In August and September 2002, eight (out of a total of 86) local authorities resolved to adopt single transferable voting to elect their councils and community boards (if any) in October 2004. A further two councils (Wellington and Whangārei) resolved to hold a poll of electors, on 30 November and 5 December, respectively. Wellington voted narrowly to adopt single transferable voting; Whangārei voted by a margin of almost 2 to 1 to retain the first-past-the-post (fptp) system.
Since then, the Opotiki District Council, which was one of the eight local authorities to resolve to change to single transferable voting, and the Masterton District Council, which resolved to stay with fptp, have further resolved to hold a poll of electors.
At the time of writing (January 2003), there have been 10 successful poll demands, with possibly a handful more by the end of February. All polls must be held no later than 21 May 2003, the results of which are binding on the councils concerned for the next two triennial general elections of the country’s local authorities (9 October 2004 and 13 October 2007).
Stephen W Todd, writing for Voting Matters published by the McDougall Trust
January 2003
Letter Plucked from Obscurity
This voting system does not deal with premature exclusion as described by I D Hill in issue 2 of Voting Matters 1994. Neither does it handle the issue of the disregard of large numbers of preferences as described by S Gazeley: in issue 12, 2000 of the same publication.

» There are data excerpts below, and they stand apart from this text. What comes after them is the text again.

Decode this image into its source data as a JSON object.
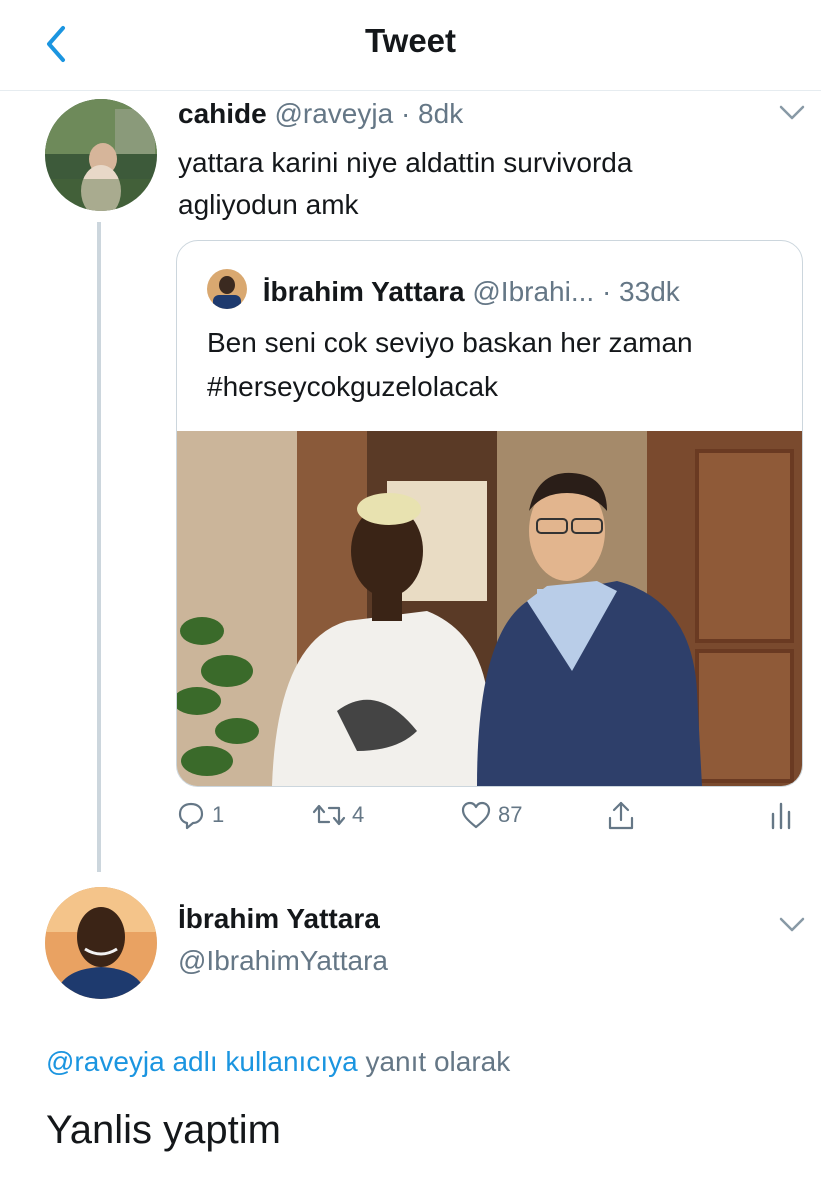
{
  "header": {
    "title": "Tweet"
  },
  "tweet": {
    "author_name": "cahide",
    "author_handle": "@raveyja",
    "time": "· 8dk",
    "text": "yattara karini niye aldattin survivorda agliyodun amk"
  },
  "quoted": {
    "author_name": "İbrahim Yattara",
    "author_handle": "@Ibrahi...",
    "time": "· 33dk",
    "text": "Ben seni cok seviyo baskan her zaman #herseycokguzelolacak"
  },
  "actions": {
    "reply_count": "1",
    "retweet_count": "4",
    "like_count": "87"
  },
  "reply": {
    "author_name": "İbrahim Yattara",
    "author_handle": "@IbrahimYattara",
    "replying_link": "@raveyja adlı kullanıcıya",
    "replying_suffix": " yanıt olarak",
    "text": "Yanlis yaptim"
  },
  "colors": {
    "accent": "#1b95e0",
    "muted": "#657786",
    "border": "#e6ecf0"
  },
  "icons": [
    "back-arrow-icon",
    "chevron-down-icon",
    "reply-icon",
    "retweet-icon",
    "like-icon",
    "share-icon",
    "analytics-icon"
  ]
}
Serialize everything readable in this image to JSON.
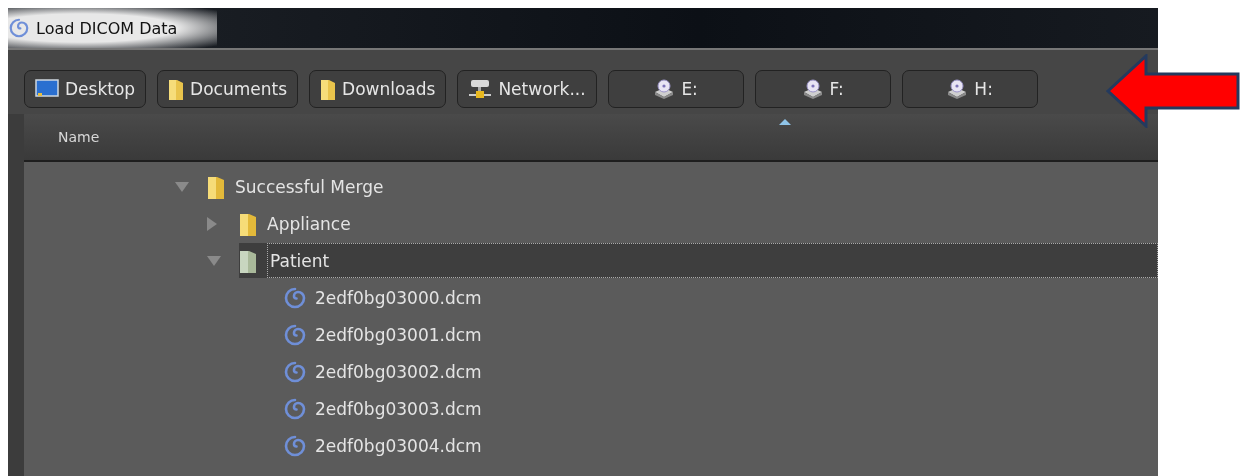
{
  "window": {
    "title": "Load DICOM Data"
  },
  "places": [
    {
      "label": "Desktop",
      "kind": "desktop"
    },
    {
      "label": "Documents",
      "kind": "folder"
    },
    {
      "label": "Downloads",
      "kind": "folder"
    },
    {
      "label": "Network...",
      "kind": "network"
    },
    {
      "label": "E:",
      "kind": "drive"
    },
    {
      "label": "F:",
      "kind": "drive"
    },
    {
      "label": "H:",
      "kind": "drive"
    }
  ],
  "table": {
    "columns": [
      {
        "label": "Name",
        "sorted": true
      }
    ]
  },
  "tree": [
    {
      "name": "Successful Merge",
      "kind": "folder",
      "expanded": true,
      "selected": false,
      "children": [
        {
          "name": "Appliance",
          "kind": "folder",
          "expanded": false,
          "selected": false
        },
        {
          "name": "Patient",
          "kind": "folder",
          "expanded": true,
          "selected": true,
          "children": [
            {
              "name": "2edf0bg03000.dcm",
              "kind": "file",
              "selected": false
            },
            {
              "name": "2edf0bg03001.dcm",
              "kind": "file",
              "selected": false
            },
            {
              "name": "2edf0bg03002.dcm",
              "kind": "file",
              "selected": false
            },
            {
              "name": "2edf0bg03003.dcm",
              "kind": "file",
              "selected": false
            },
            {
              "name": "2edf0bg03004.dcm",
              "kind": "file",
              "selected": false
            }
          ]
        }
      ]
    }
  ]
}
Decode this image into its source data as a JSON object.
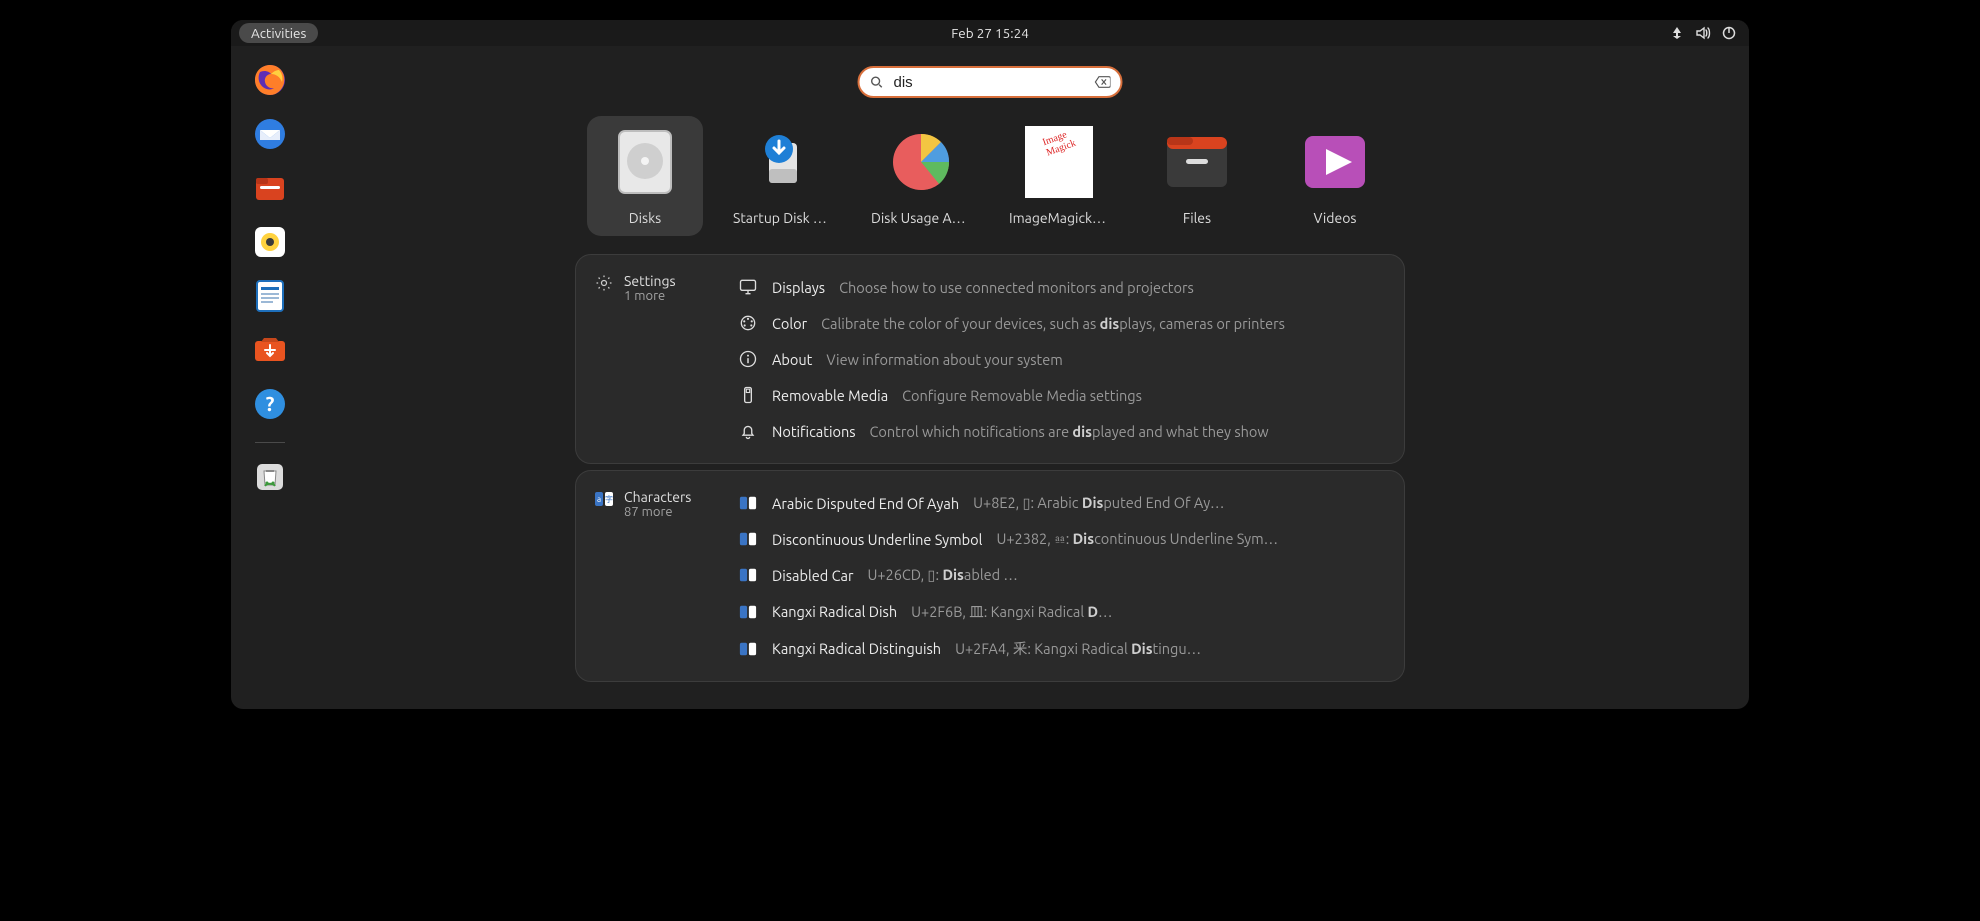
{
  "topbar": {
    "activities": "Activities",
    "clock": "Feb 27  15:24"
  },
  "dock": {
    "items": [
      {
        "name": "firefox-icon",
        "color": "#ff7e29",
        "inner": "#5e2db5"
      },
      {
        "name": "thunderbird-icon",
        "color": "#2f7de1",
        "inner": "#ffffff"
      },
      {
        "name": "files-icon",
        "color": "#d9431f",
        "inner": "#ffffff"
      },
      {
        "name": "rhythmbox-icon",
        "color": "#ffffff",
        "inner": "#3a3a3a"
      },
      {
        "name": "writer-icon",
        "color": "#ffffff",
        "inner": "#1e6fbb"
      },
      {
        "name": "software-icon",
        "color": "#e95420",
        "inner": "#ffffff"
      },
      {
        "name": "help-icon",
        "color": "#2f8fe0",
        "inner": "#ffffff"
      },
      {
        "name": "trash-icon",
        "color": "#dcdcdc",
        "inner": "#3d9a3d"
      }
    ]
  },
  "search": {
    "query": "dis"
  },
  "apps": [
    {
      "label": "Disks",
      "selected": true,
      "icon": "disks"
    },
    {
      "label": "Startup Disk Cr…",
      "selected": false,
      "icon": "startupdisk"
    },
    {
      "label": "Disk Usage Ana…",
      "selected": false,
      "icon": "baobab"
    },
    {
      "label": "ImageMagick (c…",
      "selected": false,
      "icon": "imagemagick"
    },
    {
      "label": "Files",
      "selected": false,
      "icon": "filesapp"
    },
    {
      "label": "Videos",
      "selected": false,
      "icon": "videos"
    }
  ],
  "providers": {
    "settings": {
      "title": "Settings",
      "more": "1 more",
      "rows": [
        {
          "icon": "displays",
          "title": "Displays",
          "desc_pre": "Choose how to use connected monitors and projectors",
          "hl": "",
          "desc_post": ""
        },
        {
          "icon": "color",
          "title": "Color",
          "desc_pre": "Calibrate the color of your devices, such as ",
          "hl": "dis",
          "desc_post": "plays, cameras or printers"
        },
        {
          "icon": "about",
          "title": "About",
          "desc_pre": "View information about your system",
          "hl": "",
          "desc_post": ""
        },
        {
          "icon": "removable",
          "title": "Removable Media",
          "desc_pre": "Configure Removable Media settings",
          "hl": "",
          "desc_post": ""
        },
        {
          "icon": "bell",
          "title": "Notifications",
          "desc_pre": "Control which notifications are ",
          "hl": "dis",
          "desc_post": "played and what they show"
        }
      ]
    },
    "characters": {
      "title": "Characters",
      "more": "87 more",
      "rows": [
        {
          "title": "Arabic Disputed End Of Ayah",
          "desc_pre": "U+8E2, ▯: Arabic ",
          "hl": "Dis",
          "desc_post": "puted End Of Ay…"
        },
        {
          "title": "Discontinuous Underline Symbol",
          "desc_pre": "U+2382, ⎂: ",
          "hl": "Dis",
          "desc_post": "continuous Underline Sym…"
        },
        {
          "title": "Disabled Car",
          "desc_pre": "U+26CD, ▯: ",
          "hl": "Dis",
          "desc_post": "abled …"
        },
        {
          "title": "Kangxi Radical Dish",
          "desc_pre": "U+2F6B, ⽫: Kangxi Radical ",
          "hl": "D",
          "desc_post": "…"
        },
        {
          "title": "Kangxi Radical Distinguish",
          "desc_pre": "U+2FA4, 釆: Kangxi Radical ",
          "hl": "Dis",
          "desc_post": "tingu…"
        }
      ]
    }
  }
}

Tracking of individual voting papers through the whole process reveals thousands of cases in a typical election where voter’s preferences beyond the first couple are ignored, despite the fact the voter believes he is voting for a much larger number of positions.
Thank you; you have raised the same issue that I perceived, but had otherwise not read about or pursued.
One reformer* who does appear to have pursued premature exclusion is Richard Lung. I have uploaded a copy of his Scientific Method of Elections, with the intention of studying it at leisure, not that I pretend I will begin to follow more than the overarching logic—the under-the-bonnet math will, I suspect, quickly defeat me.